Allison Casparian has spent her entire adult life working in food. Before moving to Black Mountain in 2011 and becoming a volunteer at the Black Mountain Welcome Table, she held “a very corporate” job in New York providing food services to big clients like IBM and Manhattan department stores.
“I just had no idea the level of food insecurity or poverty that was here,” Casparian says. “But once you face it, you have to do something about it. You can’t turn your back or not help.”
When the Welcome Table dissolved in 2012, Casparian decided to launch Bounty & Soul, a pop-up food market that offers food assistance and wellness demonstrations to underserved communities in Buncombe County. But Casparian knew the market she was launching needed to offer more than food.
Growing up in an immigrant family, Casparian spent a lot of time with her grandparents in their garden. “Food was always from out of the garden and cooked well,” she says. “I never thought of any other way to eat. That’s just how it was.”

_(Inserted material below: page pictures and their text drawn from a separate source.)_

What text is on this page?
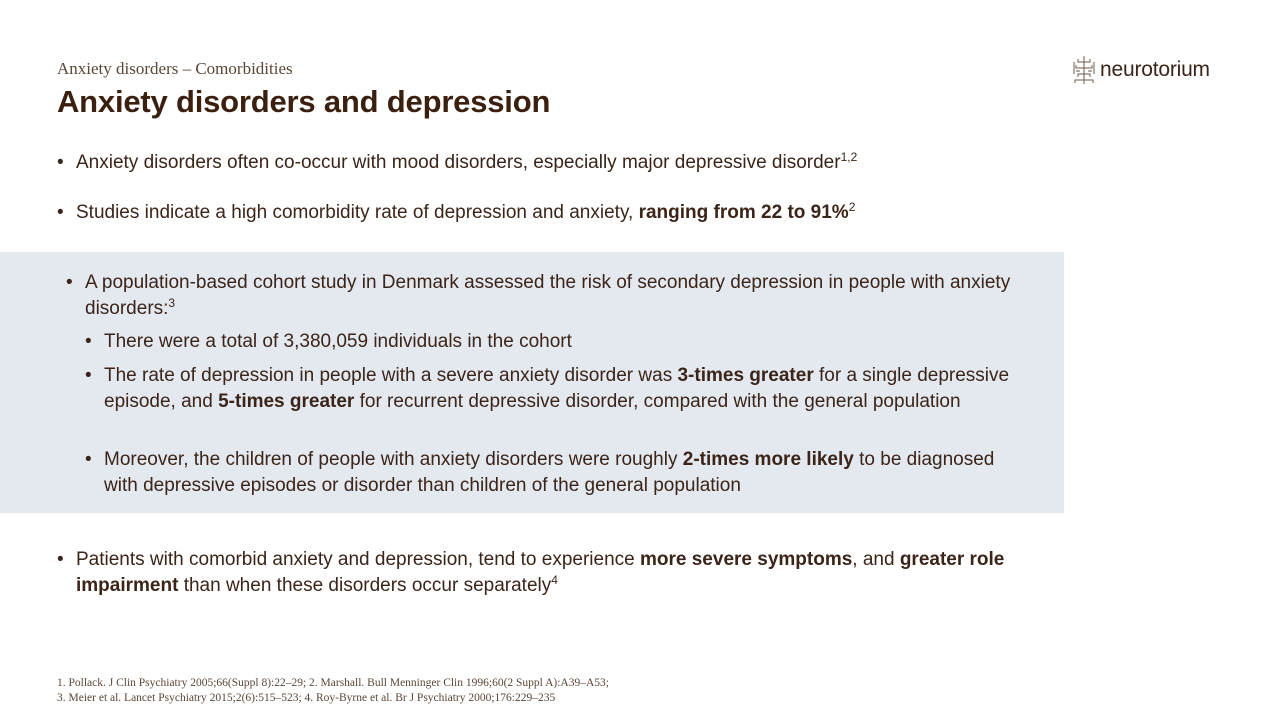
Anxiety disorders – Comorbidities
Anxiety disorders and depression
neurotorium
• Anxiety disorders often co-occur with mood disorders, especially major depressive disorder$^{1,2}$
• Studies indicate a high comorbidity rate of depression and anxiety, ranging from 22 to 91%$^2$
• A population-based cohort study in Denmark assessed the risk of secondary depression in people with anxiety disorders:$^3$
• There were a total of 3,380,059 individuals in the cohort
• The rate of depression in people with a severe anxiety disorder was 3-times greater for a single depressive episode, and 5-times greater for recurrent depressive disorder, compared with the general population
• Moreover, the children of people with anxiety disorders were roughly 2-times more likely to be diagnosed with depressive episodes or disorder than children of the general population
• Patients with comorbid anxiety and depression, tend to experience more severe symptoms, and greater role impairment than when these disorders occur separately$^4$
1. Pollack. J Clin Psychiatry 2005;66(Suppl 8):22–29; 2. Marshall. Bull Menninger Clin 1996;60(2 Suppl A):A39–A53;
3. Meier et al. Lancet Psychiatry 2015;2(6):515–523; 4. Roy-Byrne et al. Br J Psychiatry 2000;176:229–235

When she was in her 20s, Casparian was diagnosed with late stage Lyme disease, but says she experienced a remarkable recovery. “At the time, it didn’t occur to me to think that it was because of the food I was eating that I recovered so well,” she says. But four years ago, Casparian experienced a second personal health crisis that, this time, nearly took her life. “When I was healing from that situation, I knew it was a miracle that I had survived,” she says. “I finally realized there’s really something to what I’m eating.”
It was the first revelation in Casparian’s new approach to food. “I was in this space of thinking everyone should have this food, and that if everyone had this food, then everyone would be healthy,” she says. And that quickly led to her second realization: “People aren’t eating this food because they don’t have a choice.”
Bounty & Soul was founded on the mission of “caring about the food we give out,” Casparian says. The organization offers nutritious food and demonstrations on everything from cooking light to exercise and meditation. To date, Bounty & Soul has held over 150 workshops and reached 37,800 participants. “That’s why we call it Bounty & Soul,” Casparian says. “It’s the food part and the soul part — realizing that they are both important.”